Pourtant les jours passaient sans que rien d’essentiel fût changé à la physionomie du monde. On sentait que l’heure des grandes espérances allait s’envoler et la réalité retomber sur la terre. L’assemblée s’était réunie et, quand elle se fut comptée, elle s’aperçut qu’elle représentait une autre France que celle à qui s’étaient adressées ses professions de foi. C’était la France du suffrage universel, avec son composé constant, sa moyenne de réalisme et d’idéalisme. C’étaient des traditions, des intérêts, la vie des campagnes apportant la contre-partie du romantisme révolutionnaire. C’était la petite propriété, la bourgeoisie modeste, cherchant, non moins que le prolétariat, son expression politique. Cette masse avait en elle-même une puissance régulatrice. Déjà elle tendait à un régime matériel de satisfaction moyenne des habitudes et des besoins et montrait l’horreur des bouleversements. La justice qu’elle voudrait serait peut-être une justice fiscale, administrative, une distribution bureaucratique des avantages et des biens où chacun aurait son tour, bref la conception de la cagnotte appliquée à la nation et de la tontine appliquée à l’État. D’instinct, le peuple de Paris eut horreur de cette vaste médiocrité. Il sentit que sa justice à lui, qui était absolue et sans limites, était en danger. Alors, saisi d’une sorte d’impatience (les trois mois de misère pour lesquels il avait fait crédit étaient presque écoulés), il parut tumultuairement devant l’assemblée elle-même, l’assemblée du suffrage universel, pour obtenir que la justice fût.

La journée du 15 mai annonçait la rupture du prolétariat et de la République bourgeoise. Elle entendit le grand cri d’une foule idéaliste et affamée de justice. Justice au dehors, justice au dedans, justice pour tous. Et même justice d’abord pour les nations malheureuses. Les manifestants qui envahissaient l’assemblée criaient « Vive la Pologne ! » avant de crier « Vive l’organisation du travail ! » Lorsque Blanqui prit la parole, la cause qu’il défendit la première fut celle des Polonais. « Le peuple, s’écrla-t-il, exige que l’Assemblée nationale décrète, sans désemparer, que la France ne mettra l’épée au fourreau que lorsque l’ancienne Pologne tout entière sera reconstituée. » Cela dit, il voulut passer aux revendications des ouvriers français. Sobrier l’interrompit avec violence. « Il ne s’agit pas de cela. La Pologne ! la Pologne ! Parle de la Pologne ! »
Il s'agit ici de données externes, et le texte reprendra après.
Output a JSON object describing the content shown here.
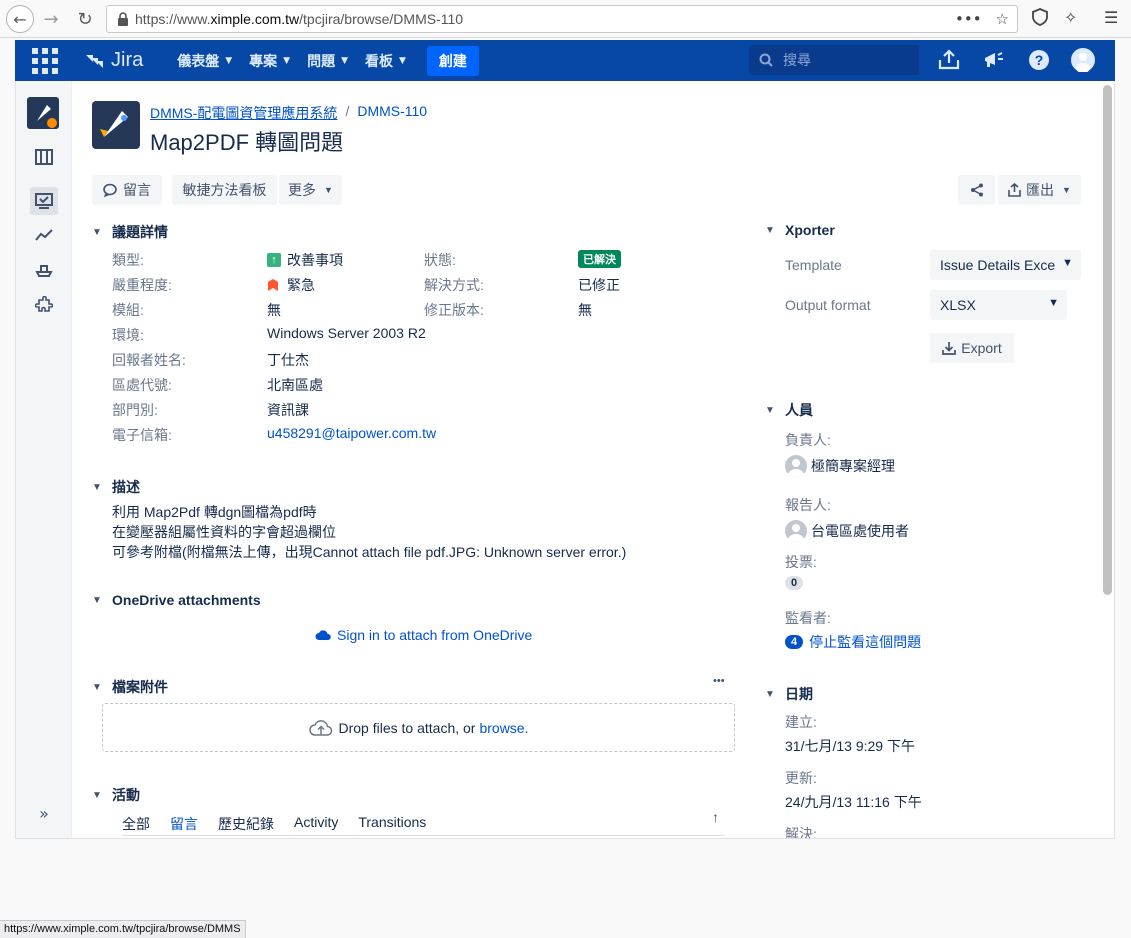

Ainsi l’assemblée était sommée de jeter la France dans une grande guerre européenne pour délivrer la Pologne. Sous cette impression, elle vota son ordre du jour conciliateur du 24 mai : « Pacte fraternel avec l’Allemagne, reconstitution de la Pologne indépendante, affranchissement de l’Italie ». C’était la reconnaissance solennelle du principe des nationalités, son adoption par la démocratie. Reconnaissance et adoption platoniques. Déjà il, était certain que l’assemblée, ratifiant, comme Lamartine lui-même, la politique extérieure de Louis-Philippe, ne ferait pas la guerre. La révolution était une partie perdue pour la.Pologne, différée seulement pour l’Italle et pour l’Allemagne. Mais l’autre face de la justice ? Mais l’organisation du travail ? Quelques jours encore et la faillite en serait déclarée par la fermeture des ateliers nationaux.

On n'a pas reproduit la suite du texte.